Pedro Correia ou Poeta Acácio disse...

ó caro primo mouco, faltam aí mais duas velhas do Autocarro:
Há a velha perfumada: aquela que normalmente vem com um fedor... perdão... aroma a vários meses sem lavar partes baixas.
e a velha-pede-informações: Normalmente pede informações e, após um bocadinho de tempo, mete a 4ª, transforma-se (qual Power Ranger qual quê!) na velha sociável, começando a meter conversa, tipo: Sabia? Uma pessoa nunca deve confiar na voz social! A mim ninguém me passa a perna... etc.. etc.;

Já agora, há casos em que todas esssas velhas (excepto a velha sinistra) chagam ao autocarro, e o tipo que vai sentado no lugar prioritário leva com um bafo e com a pergunta mais temida de todas: "olhe! Desculpe... não me podia ceder o lugar? é que o meu reumático..." e depois é aturar as historietas dela tipo: «O meu neto foi à "psicólia"» ou um «sabe que vai ser poribido falar pelo irocular?»

TENHO DITO

Pedro Correia ou Poeta Acácio disse...

... já agora... era «chegam» que eu queria dizer!

TENHO DITO

Artista Mouco disse...

Acho que a expressão certa seria mesmo CHAGAM!
De chagas, como as de Cristo!
A sofrer por nós com 2000 anos de antecedência, antes do advento do autocarro e das suas singelas passageiras.

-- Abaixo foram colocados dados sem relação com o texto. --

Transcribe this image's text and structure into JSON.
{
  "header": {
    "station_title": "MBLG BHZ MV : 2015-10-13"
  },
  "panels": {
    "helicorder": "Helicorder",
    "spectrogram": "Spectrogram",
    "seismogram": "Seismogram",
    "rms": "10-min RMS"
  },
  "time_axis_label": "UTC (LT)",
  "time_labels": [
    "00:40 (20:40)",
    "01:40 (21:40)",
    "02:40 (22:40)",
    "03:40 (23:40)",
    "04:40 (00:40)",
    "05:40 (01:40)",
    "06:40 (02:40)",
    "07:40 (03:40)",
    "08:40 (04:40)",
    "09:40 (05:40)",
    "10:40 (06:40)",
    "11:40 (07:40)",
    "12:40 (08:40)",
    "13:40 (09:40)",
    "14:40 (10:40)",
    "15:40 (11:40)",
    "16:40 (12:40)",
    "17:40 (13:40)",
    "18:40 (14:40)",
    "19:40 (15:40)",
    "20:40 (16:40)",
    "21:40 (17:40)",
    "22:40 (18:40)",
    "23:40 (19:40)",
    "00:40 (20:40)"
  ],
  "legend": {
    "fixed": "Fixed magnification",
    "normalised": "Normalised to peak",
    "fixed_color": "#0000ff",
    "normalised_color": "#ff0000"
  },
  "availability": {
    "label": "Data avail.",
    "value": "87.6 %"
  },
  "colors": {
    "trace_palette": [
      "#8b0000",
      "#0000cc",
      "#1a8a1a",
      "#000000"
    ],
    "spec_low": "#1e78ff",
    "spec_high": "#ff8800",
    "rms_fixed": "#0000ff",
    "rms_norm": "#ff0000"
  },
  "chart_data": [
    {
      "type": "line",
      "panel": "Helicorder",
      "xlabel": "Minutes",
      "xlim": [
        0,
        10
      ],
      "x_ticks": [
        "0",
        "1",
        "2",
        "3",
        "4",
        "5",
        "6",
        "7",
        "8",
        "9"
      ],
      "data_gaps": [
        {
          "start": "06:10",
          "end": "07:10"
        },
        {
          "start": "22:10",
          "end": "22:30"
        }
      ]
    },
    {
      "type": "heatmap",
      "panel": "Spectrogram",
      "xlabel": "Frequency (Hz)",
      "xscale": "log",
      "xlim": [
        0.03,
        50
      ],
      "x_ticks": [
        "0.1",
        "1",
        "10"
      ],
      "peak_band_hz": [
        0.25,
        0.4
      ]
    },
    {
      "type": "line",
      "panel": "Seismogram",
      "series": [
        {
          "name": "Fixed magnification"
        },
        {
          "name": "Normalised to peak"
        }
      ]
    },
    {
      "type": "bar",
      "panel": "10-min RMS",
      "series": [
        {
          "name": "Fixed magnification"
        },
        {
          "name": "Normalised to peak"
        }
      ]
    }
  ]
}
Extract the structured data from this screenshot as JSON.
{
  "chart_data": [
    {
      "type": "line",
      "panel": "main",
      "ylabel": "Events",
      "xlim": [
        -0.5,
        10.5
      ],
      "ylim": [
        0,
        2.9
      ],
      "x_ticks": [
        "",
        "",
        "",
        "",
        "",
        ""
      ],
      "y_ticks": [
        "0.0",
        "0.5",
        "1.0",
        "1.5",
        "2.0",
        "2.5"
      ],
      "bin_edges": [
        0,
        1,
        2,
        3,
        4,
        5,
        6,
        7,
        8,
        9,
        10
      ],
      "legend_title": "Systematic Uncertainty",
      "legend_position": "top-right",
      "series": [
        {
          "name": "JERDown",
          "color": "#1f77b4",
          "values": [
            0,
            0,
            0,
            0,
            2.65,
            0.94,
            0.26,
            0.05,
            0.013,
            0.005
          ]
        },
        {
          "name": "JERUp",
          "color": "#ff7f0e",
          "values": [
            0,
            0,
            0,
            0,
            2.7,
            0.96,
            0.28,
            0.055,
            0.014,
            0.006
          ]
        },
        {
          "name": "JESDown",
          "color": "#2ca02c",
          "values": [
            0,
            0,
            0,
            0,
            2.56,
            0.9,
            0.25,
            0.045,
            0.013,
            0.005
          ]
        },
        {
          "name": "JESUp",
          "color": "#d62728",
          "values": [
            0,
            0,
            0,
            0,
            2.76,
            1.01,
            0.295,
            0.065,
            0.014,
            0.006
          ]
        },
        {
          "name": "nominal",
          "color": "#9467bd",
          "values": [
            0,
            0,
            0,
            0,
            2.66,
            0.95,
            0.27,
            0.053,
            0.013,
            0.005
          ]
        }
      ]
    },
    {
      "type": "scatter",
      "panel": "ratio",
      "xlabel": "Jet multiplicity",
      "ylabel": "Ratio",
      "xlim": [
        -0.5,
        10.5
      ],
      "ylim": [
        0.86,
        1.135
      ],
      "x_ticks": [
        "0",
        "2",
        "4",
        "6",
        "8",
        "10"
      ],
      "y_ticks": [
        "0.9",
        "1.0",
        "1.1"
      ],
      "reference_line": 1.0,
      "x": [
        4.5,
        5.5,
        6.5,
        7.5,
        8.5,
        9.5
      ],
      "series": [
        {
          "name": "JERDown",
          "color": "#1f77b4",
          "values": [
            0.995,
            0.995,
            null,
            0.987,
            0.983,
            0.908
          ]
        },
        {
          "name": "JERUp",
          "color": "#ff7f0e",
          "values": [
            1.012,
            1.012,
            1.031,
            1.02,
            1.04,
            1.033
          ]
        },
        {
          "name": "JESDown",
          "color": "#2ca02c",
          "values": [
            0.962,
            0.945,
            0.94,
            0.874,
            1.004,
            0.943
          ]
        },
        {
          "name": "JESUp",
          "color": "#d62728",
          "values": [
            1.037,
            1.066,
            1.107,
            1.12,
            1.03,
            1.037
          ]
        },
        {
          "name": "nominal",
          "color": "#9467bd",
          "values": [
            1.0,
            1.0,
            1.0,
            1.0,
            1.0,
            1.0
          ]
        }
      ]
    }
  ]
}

Pedro Correia ou Poeta Acácio disse...

por acaso... também se aplica a expressão "chagam"! Uma vez que, quando estas accionam o botão ON, tornam-se uma verdadeira chaga!

TENHO DITO

TheObZen disse...

amigo primo mouco, tocaste numa das minhas predilecções: a gereontofilia!

nihil disse...

até que idade fodes velhas, povko?

TheObZen disse...

Até há bem pouco tempo só tocava em MILFs sem rugas, mas agora até encontro gozo na necrofilia... desde que a velha não tenha entrado ainda em decomposição.